The footpath has been a sticking point throughout the hearing process. Several Low Road and Lovers Lane neighbors have expressed trepidation over how the path might be used, and how it may impact foot, vehicular and even off-road vehicle traffic on Lovers Lane.
Lovers Lane resident Robin Leech, who had spoken at previous hearing sessions, voiced his worries about the path, describing it as a potential “lure” for people to travel between Lovers Lane and Low Road. He also said the “community at large” is concerned about a “land bridge to the other holdings,” referring to Jasper Johns’ other properties in town that are planned to be used for an artist colony in the future.
Selectman Lynn Kearcher spoke up about the potential for increased traffic on the narrow and half-paved Lovers Lane. “As a native of Sharon, I’m very protective of our residents” on the street, some of whom have lived there for decades, she said.
Representing Low Road Sharon, Conley Rollins affirmed the project design is meant to have minimal impact on Lovers Lane, and that the downtown facility is planned to remain largely separate from the future artist retreat. He reiterated from previous meetings that the intended use of the development is staff offices and occasional public programming. “This is in the commercial district,” he said.
As for the footpath, Rollins said he was happy to ban ATV or Gator use on the path except for occasional maintenance conducted by staff. P&Z alternate Jill Drew questioned whether the path is necessary at all to the broader project. Rollins replied, “we have felt that it’s additive to the project” as a way to enjoy a scenic section of the property but is not strictly necessary.

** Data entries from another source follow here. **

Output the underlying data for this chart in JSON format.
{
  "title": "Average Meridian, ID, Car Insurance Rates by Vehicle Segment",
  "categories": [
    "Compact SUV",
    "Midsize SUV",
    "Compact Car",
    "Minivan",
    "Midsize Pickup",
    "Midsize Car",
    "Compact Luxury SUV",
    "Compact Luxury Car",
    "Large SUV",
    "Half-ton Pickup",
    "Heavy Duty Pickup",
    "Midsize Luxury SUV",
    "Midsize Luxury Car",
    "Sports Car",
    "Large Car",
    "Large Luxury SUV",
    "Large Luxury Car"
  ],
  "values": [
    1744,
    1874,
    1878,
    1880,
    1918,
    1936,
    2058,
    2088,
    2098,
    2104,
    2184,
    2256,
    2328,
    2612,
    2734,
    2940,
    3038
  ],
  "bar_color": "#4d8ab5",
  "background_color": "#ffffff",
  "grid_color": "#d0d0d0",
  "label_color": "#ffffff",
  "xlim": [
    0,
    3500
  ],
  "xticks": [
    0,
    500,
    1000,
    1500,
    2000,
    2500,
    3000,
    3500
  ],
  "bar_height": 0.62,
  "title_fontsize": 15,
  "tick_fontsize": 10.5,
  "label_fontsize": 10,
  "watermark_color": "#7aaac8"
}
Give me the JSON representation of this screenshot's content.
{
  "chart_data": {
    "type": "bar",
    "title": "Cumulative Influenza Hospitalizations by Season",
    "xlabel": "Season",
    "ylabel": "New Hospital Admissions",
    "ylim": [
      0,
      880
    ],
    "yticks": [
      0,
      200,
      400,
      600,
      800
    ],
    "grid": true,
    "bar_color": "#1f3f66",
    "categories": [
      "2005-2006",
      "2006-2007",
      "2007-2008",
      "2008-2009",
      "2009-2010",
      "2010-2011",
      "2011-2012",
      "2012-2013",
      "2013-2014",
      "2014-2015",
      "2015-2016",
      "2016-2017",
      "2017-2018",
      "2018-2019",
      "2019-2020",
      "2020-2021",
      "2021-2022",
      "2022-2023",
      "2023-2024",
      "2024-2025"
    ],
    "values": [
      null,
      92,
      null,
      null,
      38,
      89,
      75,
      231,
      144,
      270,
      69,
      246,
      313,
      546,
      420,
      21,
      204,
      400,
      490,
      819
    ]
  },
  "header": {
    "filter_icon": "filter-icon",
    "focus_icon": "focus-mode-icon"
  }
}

After closing the hearing, the Commission briefly deliberated conditions to place on an approval. P&Z Secretary Stanley MacMillan Jr. suggested that the pathway be cut off about halfway across the property. Vice Chair Betsy Hall added that it should be incumbent upon Low Road Sharon to instruct attendees of any events to not travel through Lovers Lane.
The Commission ultimately decided to table any decision while the town attorney reviews the application. P&Z will resume the conversation at its next regular meeting on Oct. 8.